Pink chairs and cardboard boxes

Paul Jump reports from the Charity Tribunal's first hearing

What with all the fuss about public money being sunk into MPs' moats and repairs to their Agas, the long-suffering taxpayer will be relieved to hear that many expenses appear to have been spared at the Tribunals Service.

Bedford Square in London's elegant Bloomsbury seemed an appropriate address for the Charity Tribunal's first ever full hearing (Third Sector Online, 14 May), but the bog-standard strip lights, suspended ceilings and nondescript furniture of room five, deep in the building's labyrinthine, windowless depths, was hardly an eloquent testament to the majesty of the law. The only faint trapping of power was the UK coat of arms on the wall.

Nor was there much sense of occasion. Everyone stood for the entrance of tribunal president Alison McKenna and her two legal sidekicks, Peter Hinchliffe and Jonathan Holbrook, but there wasn't a wig or gown to be seen. Nor did McKenna indulge in any opening "this is a historic day" remarks.

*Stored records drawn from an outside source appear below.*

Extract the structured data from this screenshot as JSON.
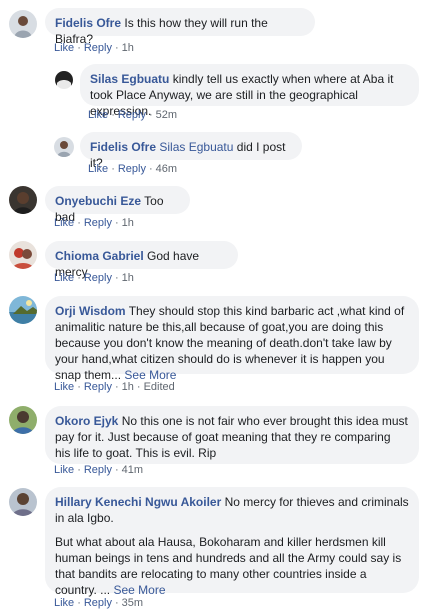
{
  "comments": [
    {
      "author": "Fidelis Ofre",
      "text": "Is this how they will run the Biafra?",
      "like": "Like",
      "reply": "Reply",
      "time": "1h"
    },
    {
      "author": "Silas Egbuatu",
      "text": "kindly tell us exactly when where at Aba it took Place Anyway, we are still in the geographical expression.",
      "like": "Like",
      "reply": "Reply",
      "time": "52m"
    },
    {
      "author": "Fidelis Ofre",
      "mention": "Silas Egbuatu",
      "text": "did I post it?",
      "like": "Like",
      "reply": "Reply",
      "time": "46m"
    },
    {
      "author": "Onyebuchi Eze",
      "text": "Too bad",
      "like": "Like",
      "reply": "Reply",
      "time": "1h"
    },
    {
      "author": "Chioma Gabriel",
      "text": "God have mercy",
      "like": "Like",
      "reply": "Reply",
      "time": "1h"
    },
    {
      "author": "Orji Wisdom",
      "text": "They should stop this kind barbaric act ,what kind of animalitic nature be this,all because of goat,you are doing this because you don't know the meaning of death.don't take law by your hand,what citizen should do is whenever it is happen you snap them...",
      "see_more": "See More",
      "like": "Like",
      "reply": "Reply",
      "time": "1h",
      "edited": "Edited"
    },
    {
      "author": "Okoro Ejyk",
      "text": "No this one is not fair who ever brought this idea must pay for it. Just because of goat meaning that they re comparing his life to goat. This is evil. Rip",
      "like": "Like",
      "reply": "Reply",
      "time": "41m"
    },
    {
      "author": "Hillary Kenechi Ngwu Akoiler",
      "text": "No mercy for thieves and criminals in ala Igbo.",
      "text2": "But what about ala Hausa, Bokoharam and killer herdsmen kill human beings in tens and hundreds and all the Army could say is that bandits are relocating to many other countries inside a country. ...",
      "see_more": "See More",
      "like": "Like",
      "reply": "Reply",
      "time": "35m"
    }
  ],
  "colors": {
    "link": "#385898",
    "bubble": "#f2f3f5",
    "meta": "#606770",
    "text": "#1c1e21"
  }
}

Everyone already knew each other from the earlier directions hearing, and it wasn't as if there was much of a gallery to play to. Apart from Third Sector and Mark Wiggin, chief executive of the appellant charity Catholic Care (Diocese of Leeds), there were only two other interested observers - and even they were there only out of professional interest.

Wiggin was called to testify at a desk mysteriously littered with what appeared to be bags in various traffic-light shades, and McKenna was flanked by a haphazardly stocked bookcase on one side and an empty one on the other. A lone pink chair sat unoccupied near the door.

When the opposing barristers launched into their closing addresses, they stood up in the time-honoured fashion - only they hadn't been provided with lecterns for their notes, so they had to improvise with cardboard boxes. The psychologically debilitating effects of this arrangement were illustrated by the inability of Catholic Care's barrister, Matthew Smith of Maitland Chambers, to get through a sentence without saying "as it were" at least twice.

As for McKenna, she eschewed the stony stares beloved of High Court judges in favour of a genial approach that ended around lunchtime with her wryly thanking the legal teams for providing her with "mounds of paperwork". We will have to wait up to three weeks for the tribunal's first verdict, but the ruling on its first full hearing must be that it was, in the end, rather underwhelming.